A la mente española le cuesta imaginar que hay personas que viven a 36 horas en río de un médico. Abraham Alba explica que existe un servicio fluvial. Algunos de sus compañeros de proyecto, acompañados de un dentista, se desplazan en barca para dar atención a los ribereños, quienes, por cierto, no siempre se dejan ayudar.
La figura del doctor europeo en la selva está rodeada de cierta autoridad para algunos y de desconfianza para otros. “Te encuentras de todo, tú eres extranjero para ellos. Hay quien viene buscando a alguien que les ayude a vivir en aquel entorno y otras muchas personas desconfían de quien es diferente y llega a su tierra”, explica. “Allí salgo a la calle o estoy en el mercadillo y me conocen. Me cuentan doctor tengo esto o aquello”, explica.

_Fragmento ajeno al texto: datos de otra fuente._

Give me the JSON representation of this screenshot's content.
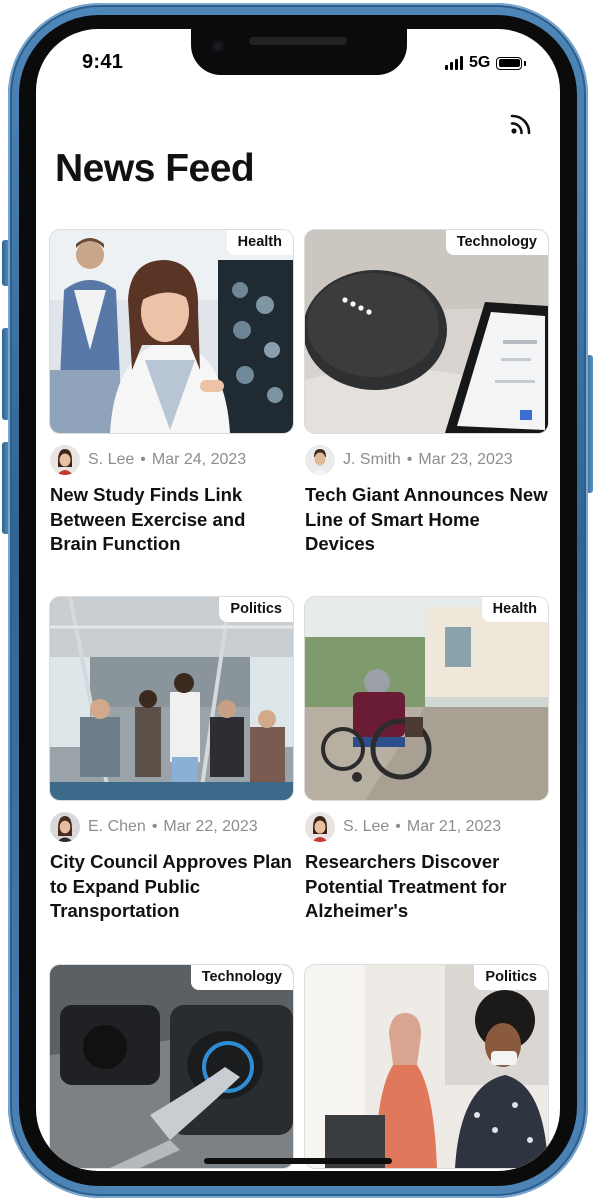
{
  "status_bar": {
    "time": "9:41",
    "network": "5G"
  },
  "header": {
    "title": "News Feed",
    "rss_icon": "rss-feed-icon"
  },
  "articles": [
    {
      "category": "Health",
      "author": "S. Lee",
      "date": "Mar 24, 2023",
      "title": "New Study Finds Link Between Exercise and Brain Function"
    },
    {
      "category": "Technology",
      "author": "J. Smith",
      "date": "Mar 23, 2023",
      "title": "Tech Giant Announces New Line of Smart Home Devices"
    },
    {
      "category": "Politics",
      "author": "E. Chen",
      "date": "Mar 22, 2023",
      "title": "City Council Approves Plan to Expand Public Transportation"
    },
    {
      "category": "Health",
      "author": "S. Lee",
      "date": "Mar 21, 2023",
      "title": "Researchers Discover Potential Treatment for Alzheimer's"
    },
    {
      "category": "Technology"
    },
    {
      "category": "Politics"
    }
  ],
  "colors": {
    "frame": "#3a6f9e",
    "text_primary": "#111111",
    "text_secondary": "#8d8d8d",
    "badge_background": "#ffffff"
  }
}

Además, es importante no perder de vista que la cultura brasileña “es bastante multiétnica y recoge muchos rituales indígenas que realizan los chamanes”.
En todo caso, la función de Abraham Alba en la periferia tropical va más allá de la sanidad, pues también es promotor de la educación y la alfabetización. “Trato con adolescentes de 14 años que no saben leer y con pequeños de dos años que no articulan palabra por falta de estímulo”.

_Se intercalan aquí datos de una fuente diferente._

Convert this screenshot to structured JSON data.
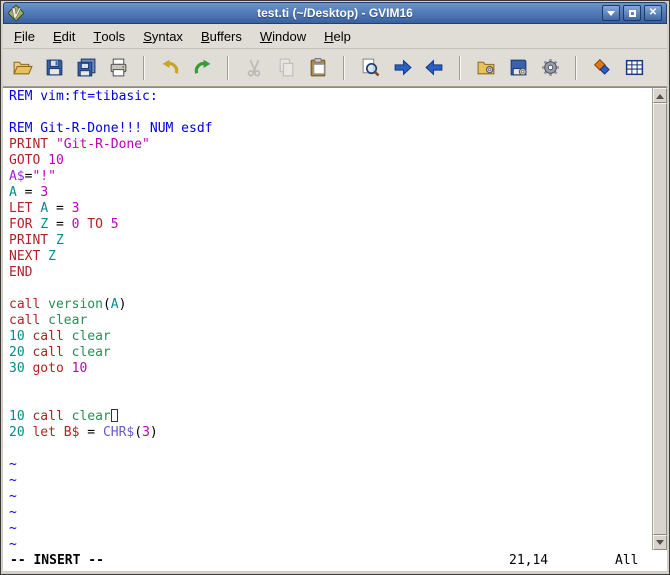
{
  "window": {
    "title": "test.ti (~/Desktop) - GVIM16",
    "controls": [
      "minimize",
      "maximize",
      "close"
    ]
  },
  "menu": {
    "items": [
      {
        "label": "File"
      },
      {
        "label": "Edit"
      },
      {
        "label": "Tools"
      },
      {
        "label": "Syntax"
      },
      {
        "label": "Buffers"
      },
      {
        "label": "Window"
      },
      {
        "label": "Help"
      }
    ]
  },
  "toolbar": {
    "icons": [
      "open-file-icon",
      "save-icon",
      "save-all-icon",
      "print-icon",
      "undo-icon",
      "redo-icon",
      "cut-icon",
      "copy-icon",
      "paste-icon",
      "find-replace-icon",
      "find-next-icon",
      "find-prev-icon",
      "load-session-icon",
      "save-session-icon",
      "run-script-icon",
      "make-icon",
      "table-icon"
    ]
  },
  "editor": {
    "cursor": {
      "line": 21,
      "col": 14
    },
    "tilde_rows": 6,
    "lines": [
      [
        {
          "t": "REM vim:ft=tibasic:",
          "c": "comment"
        }
      ],
      [],
      [
        {
          "t": "REM Git-R-Done!!! NUM esdf",
          "c": "comment"
        }
      ],
      [
        {
          "t": "PRINT ",
          "c": "statement"
        },
        {
          "t": "\"Git-R-Done\"",
          "c": "constant"
        }
      ],
      [
        {
          "t": "GOTO ",
          "c": "statement"
        },
        {
          "t": "10",
          "c": "constant"
        }
      ],
      [
        {
          "t": "A$",
          "c": "preproc"
        },
        {
          "t": "=",
          "c": "normal"
        },
        {
          "t": "\"!\"",
          "c": "constant"
        }
      ],
      [
        {
          "t": "A",
          "c": "identifier"
        },
        {
          "t": " = ",
          "c": "normal"
        },
        {
          "t": "3",
          "c": "constant"
        }
      ],
      [
        {
          "t": "LET ",
          "c": "statement"
        },
        {
          "t": "A",
          "c": "identifier"
        },
        {
          "t": " = ",
          "c": "normal"
        },
        {
          "t": "3",
          "c": "constant"
        }
      ],
      [
        {
          "t": "FOR ",
          "c": "statement"
        },
        {
          "t": "Z",
          "c": "identifier"
        },
        {
          "t": " = ",
          "c": "normal"
        },
        {
          "t": "0",
          "c": "constant"
        },
        {
          "t": " ",
          "c": "normal"
        },
        {
          "t": "TO ",
          "c": "statement"
        },
        {
          "t": "5",
          "c": "constant"
        }
      ],
      [
        {
          "t": "PRINT ",
          "c": "statement"
        },
        {
          "t": "Z",
          "c": "identifier"
        }
      ],
      [
        {
          "t": "NEXT ",
          "c": "statement"
        },
        {
          "t": "Z",
          "c": "identifier"
        }
      ],
      [
        {
          "t": "END",
          "c": "statement"
        }
      ],
      [],
      [
        {
          "t": "call ",
          "c": "statement"
        },
        {
          "t": "version",
          "c": "function"
        },
        {
          "t": "(",
          "c": "normal"
        },
        {
          "t": "A",
          "c": "identifier"
        },
        {
          "t": ")",
          "c": "normal"
        }
      ],
      [
        {
          "t": "call ",
          "c": "statement"
        },
        {
          "t": "clear",
          "c": "function"
        }
      ],
      [
        {
          "t": "10 ",
          "c": "identifier"
        },
        {
          "t": "call ",
          "c": "statement"
        },
        {
          "t": "clear",
          "c": "function"
        }
      ],
      [
        {
          "t": "20 ",
          "c": "identifier"
        },
        {
          "t": "call ",
          "c": "statement"
        },
        {
          "t": "clear",
          "c": "function"
        }
      ],
      [
        {
          "t": "30 ",
          "c": "identifier"
        },
        {
          "t": "goto ",
          "c": "statement"
        },
        {
          "t": "10",
          "c": "constant"
        }
      ],
      [],
      [],
      [
        {
          "t": "10 ",
          "c": "identifier"
        },
        {
          "t": "call ",
          "c": "statement"
        },
        {
          "t": "clear",
          "c": "function"
        },
        {
          "cursor": true
        }
      ],
      [
        {
          "t": "20 ",
          "c": "identifier"
        },
        {
          "t": "let ",
          "c": "statement"
        },
        {
          "t": "B$",
          "c": "statement"
        },
        {
          "t": " = ",
          "c": "normal"
        },
        {
          "t": "CHR$",
          "c": "special"
        },
        {
          "t": "(",
          "c": "normal"
        },
        {
          "t": "3",
          "c": "constant"
        },
        {
          "t": ")",
          "c": "normal"
        }
      ],
      []
    ]
  },
  "statusline": {
    "mode": "-- INSERT --",
    "ruler": "21,14",
    "scroll": "All"
  },
  "colors": {
    "comment": "#0000e0",
    "statement": "#b22222",
    "constant": "#bb00bb",
    "identifier": "#008b8b",
    "function": "#2e8b57",
    "preproc": "#a020f0",
    "special": "#6a5acd",
    "nontext": "#0000e0",
    "normal": "#000000",
    "titlebar_top": "#6b94cc",
    "titlebar_bottom": "#38619f",
    "chrome_bg": "#e0ddd6",
    "editor_bg": "#ffffff",
    "cursor_outline": "#333333"
  }
}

Para este facultativo, el conocimiento puede prevenir la enfermedad. “Muchísimos niños vienen con picaduras que se producen por no llevar zapatos. Me encuentro con picaduras agravadas por falta de higiene y rascado excesivo que derivan en heridas infectadas”. “Estamos en una zona rodeada de selva; el mosquito tiene que existir”, razona. Ahora bien, “lo importante es saber cómo protegerse de él”. Por muchas matemáticas que haga, este médico no alcanza a sumar cuántas picaduras ha recibido su cuerpo durante el año que lleva en el corazón del Amazonas. Sin embargo, nunca ha sido infectado de malaria. “Eso va con la suerte”, matiza Alba, vacunado de la fiebre amarilla.
Cuando llegó a Manaos reconoce que sintió tristeza. Ahora, a unos cuantos días de volver a la selva de Brasil, asegura que esa desolación se ha tornado en esperanza.